Santos had 30 saves in 36 chances this year, going 4-5 with a 3.55 ERA in 63 games. The 28-year-old righty is a strikeout pitcher, fanning 92 in 65 1-3 innings. He made a major league-record 25 straight scoreless appearances on the road to start the season.
Santos was golfing when Toronto general manager Alex Anthopoulos called to tell him about the trade. The deal caught Santos by surprise — a few days after the season ended, he signed an $8.25-million, three-year contract with the White Sox.
"I think he expected to be in Chicago," Anthopoulos said.
Santos was in Toronto's minor league system from 2006-08 as a shortstop. He converted to pitching in 2009 while in the White Sox organization and made his big league debut the next year.
Anthopoulos was the Blue Jays' assistant GM when Santos was in their organization. The team asked Santos if he wanted to take a try on the mound, but he wasn't interested.
"He didn't want to pitch. He believed in himself as a shortstop," Anthopoulos said.
Santos made it as high as Triple-A as an infielder. He was a career .248 hitter with 72 home runs in the minors, starting out in 2002 in the Arizona system.
The Blue Jays really wanted him back and were willing to trade Molina. The 22-year-old starter has excelled in his minor league career, going 27-7 with a 2.21 ERA overall. He was a combined 12-3 with a 2.21 ERA in Double-A and Class A last season.
Anthopoulos said Santos' contract situation and "electric stuff" made him especially attractive, given his arm hasn't endured a lot of wear because of his late switch to pitching.
Toronto's saves leader last season was Frank Francisco with 17. Santos immediately inherited the role.
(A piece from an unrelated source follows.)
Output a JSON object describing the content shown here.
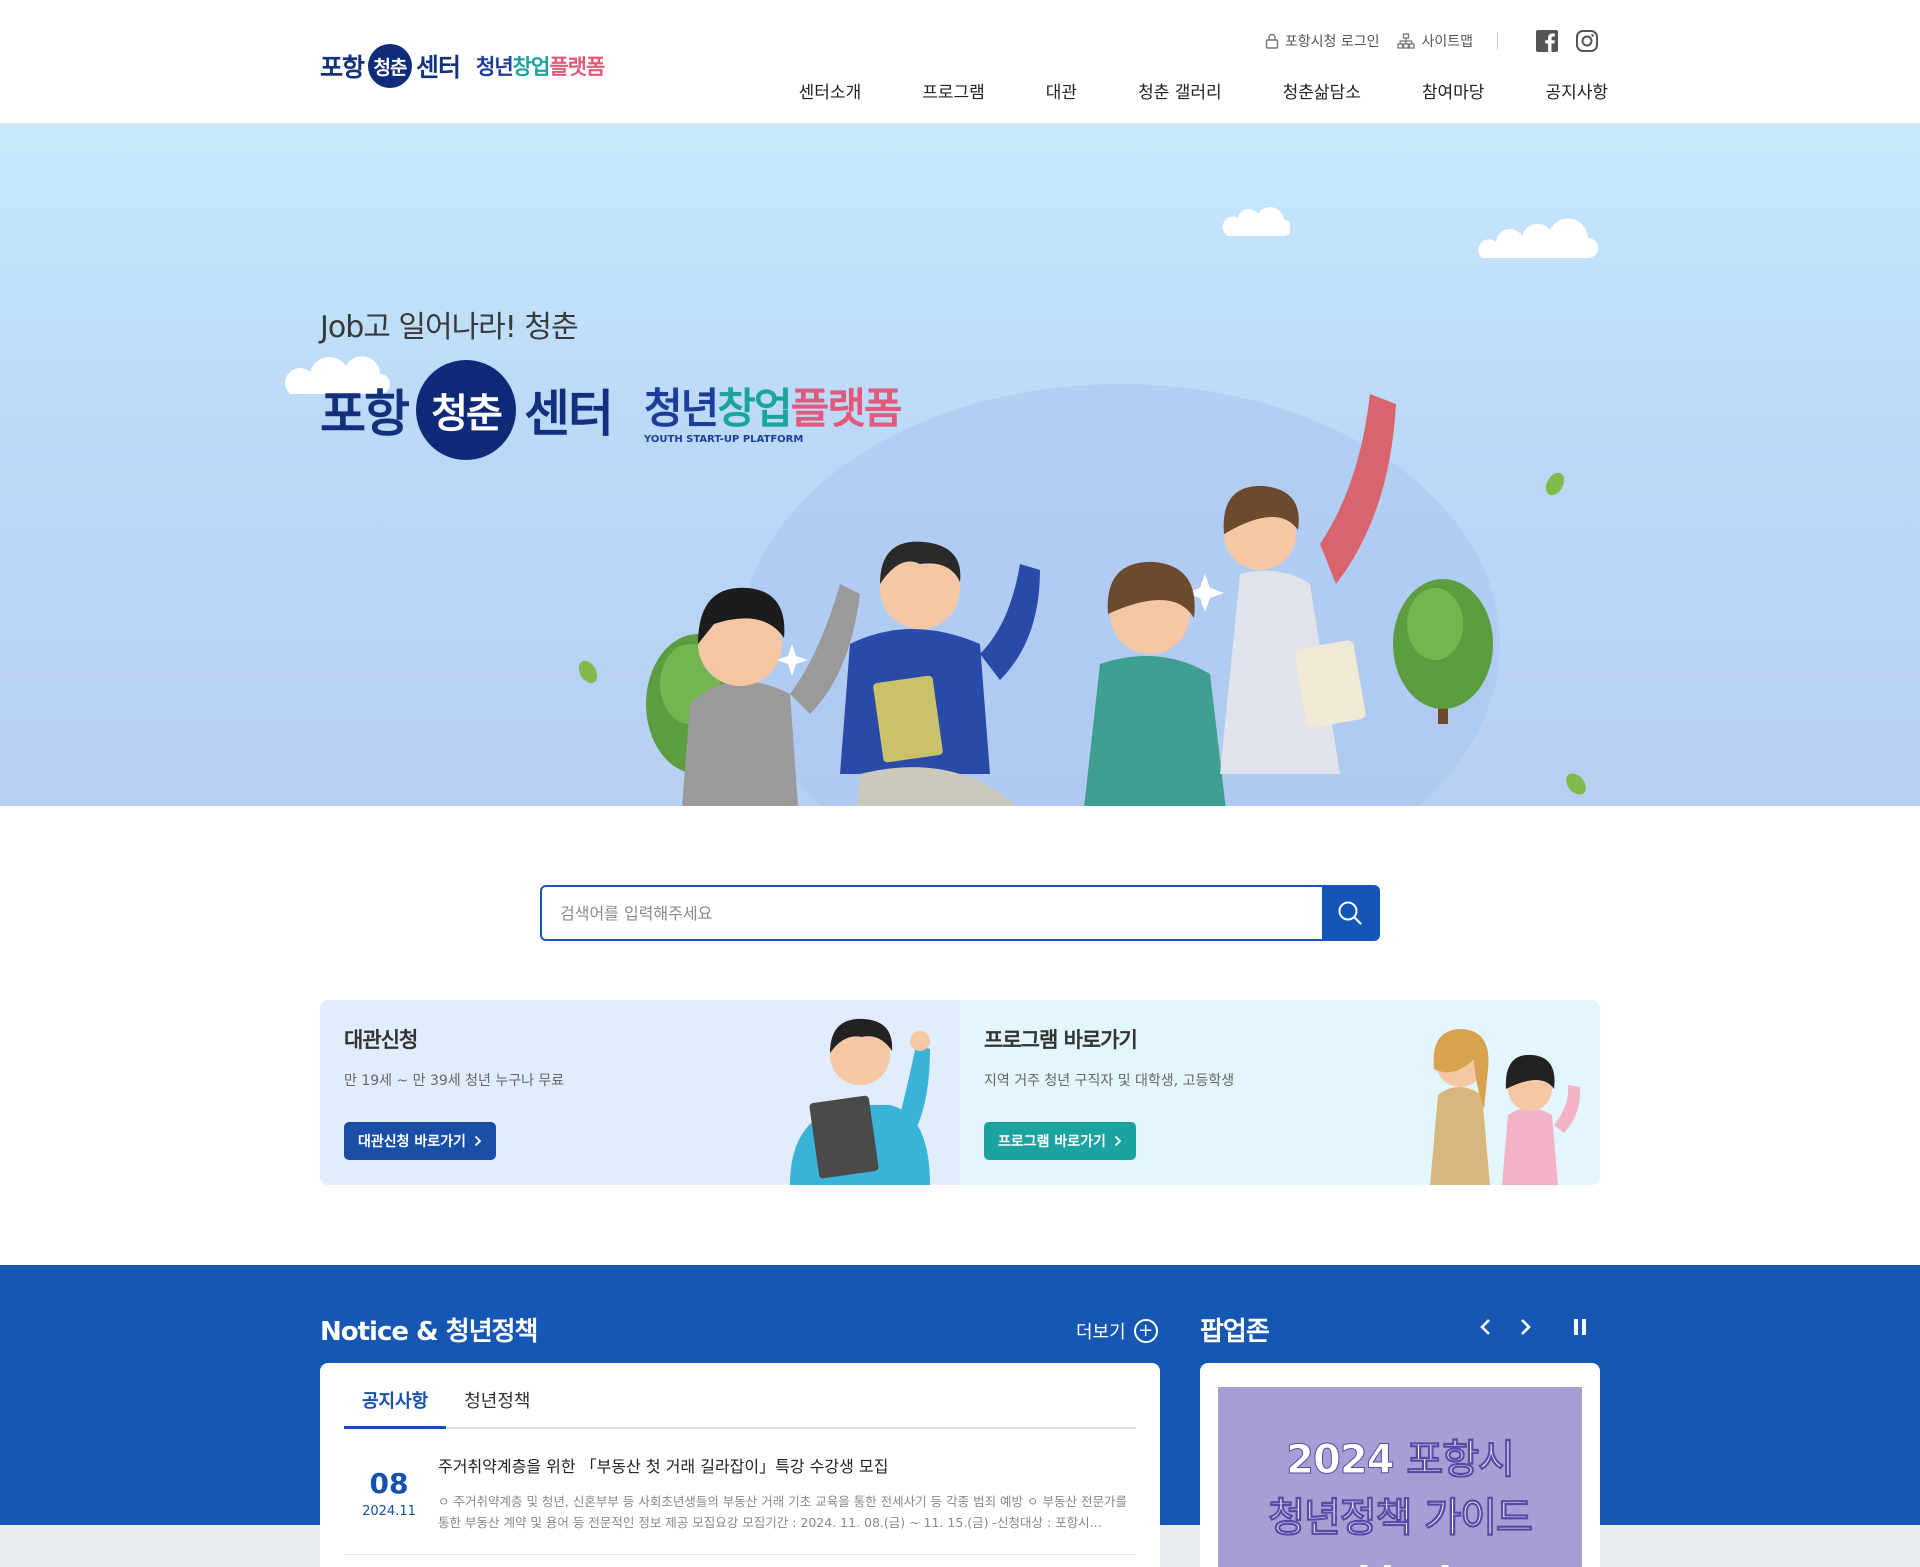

"He's got the ninth inning for us," Anthopoulos said. "We think he's got a chance to be an elite closer."
Chris Sale was second on the White Sox last season with eight saves. Chicago had planned to move him into the rotation next year.
Asked who would be the Chicago closer in 2012, new manager Robin Ventura wasn't sure.
"I knew yesterday," he said. "But obviously, you know, right now you're going to wait and see how the rest of this week goes and figure it out from there."